Yeryüzünde böbürlenerek dolaşma! Çünkü sen, ne yeri yarabilir ne de boyca dağlara ulaşabilirsin.(isra- 37)

Kur’an-ı Kerim'de tevazu kavramı, bizzat geçmemekle beraber kelime kökü itibariyle Hevn, zell, cenah, sücud, ihbat, merah kelimeleri gibi farklı şekillerde kullanıldığını görmekteyiz.Tevazu konusu, bu iki ayette zıt anlamlı bir kelime olan ''merahan'' kelimesi ile ifade edilmektedir. ''Merahan'' kelimesinin sözlük anlamına baktığımızda ''me-ri-ha'' fiilinin mastarı olup sevinçte taşkın olmak, kibirli ve edalı olmak, salına salına yürümek, neşeli olmak mesut olmak, aşırı şekilde sevinmek, sevinçte genişlemek, sınırı aşmak ve coşmak gibi anlamları ifade ettiği görülmektedir.

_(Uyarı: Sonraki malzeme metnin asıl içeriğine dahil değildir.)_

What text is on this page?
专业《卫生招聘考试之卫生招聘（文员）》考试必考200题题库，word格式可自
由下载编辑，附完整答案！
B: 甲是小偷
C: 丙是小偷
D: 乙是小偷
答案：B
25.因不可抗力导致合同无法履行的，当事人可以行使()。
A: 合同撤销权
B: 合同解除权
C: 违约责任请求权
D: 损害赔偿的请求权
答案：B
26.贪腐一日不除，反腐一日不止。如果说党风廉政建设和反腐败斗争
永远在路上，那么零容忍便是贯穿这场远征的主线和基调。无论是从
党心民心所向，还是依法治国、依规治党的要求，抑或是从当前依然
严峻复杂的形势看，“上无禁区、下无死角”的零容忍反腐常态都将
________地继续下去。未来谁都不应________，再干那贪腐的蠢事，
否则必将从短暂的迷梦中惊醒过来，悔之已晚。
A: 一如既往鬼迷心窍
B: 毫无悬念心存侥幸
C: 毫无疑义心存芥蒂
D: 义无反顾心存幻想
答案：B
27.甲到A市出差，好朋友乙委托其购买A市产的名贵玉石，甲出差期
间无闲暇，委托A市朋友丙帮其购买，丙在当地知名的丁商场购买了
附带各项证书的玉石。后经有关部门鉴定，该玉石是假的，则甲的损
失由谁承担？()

Hayat kitabımız Kur’an, ''merahan'' kelimesi ile böbürlenmenin, kendini beğenmişliğin, haddini aşmanın, şımarıklığın yürüyüşe yansıması olduğunu ifade etmektedir. Diğer bir ifade ile kibir ve aşırı şımarıklık ya da sınır tanımazlığın insanın davranış biçimini, hatta yürüyüş tarzını ele geçirebilecek bir gerçeklik olduğunu apaçık ortaya koymaktadır.


Tevazu kelimesi, lügat anlamı itibariyle Arapça ''vaz'' dan türemiş olup Türkçede alçakgönüllülük, yüzü yerde olma, gösterişsizlik gibi anlamları ifade etmektedir. Bu özellikleri taşıyan kimseye de ''mütevazı'' denmektedir. Alçak- gönüllülük ise kibirsiz davranmak, büyüklük taslamamak gibi anlamlara gelip kibir ve gurur kelimelerinin zıddı olarak karşımıza çıkmaktadır.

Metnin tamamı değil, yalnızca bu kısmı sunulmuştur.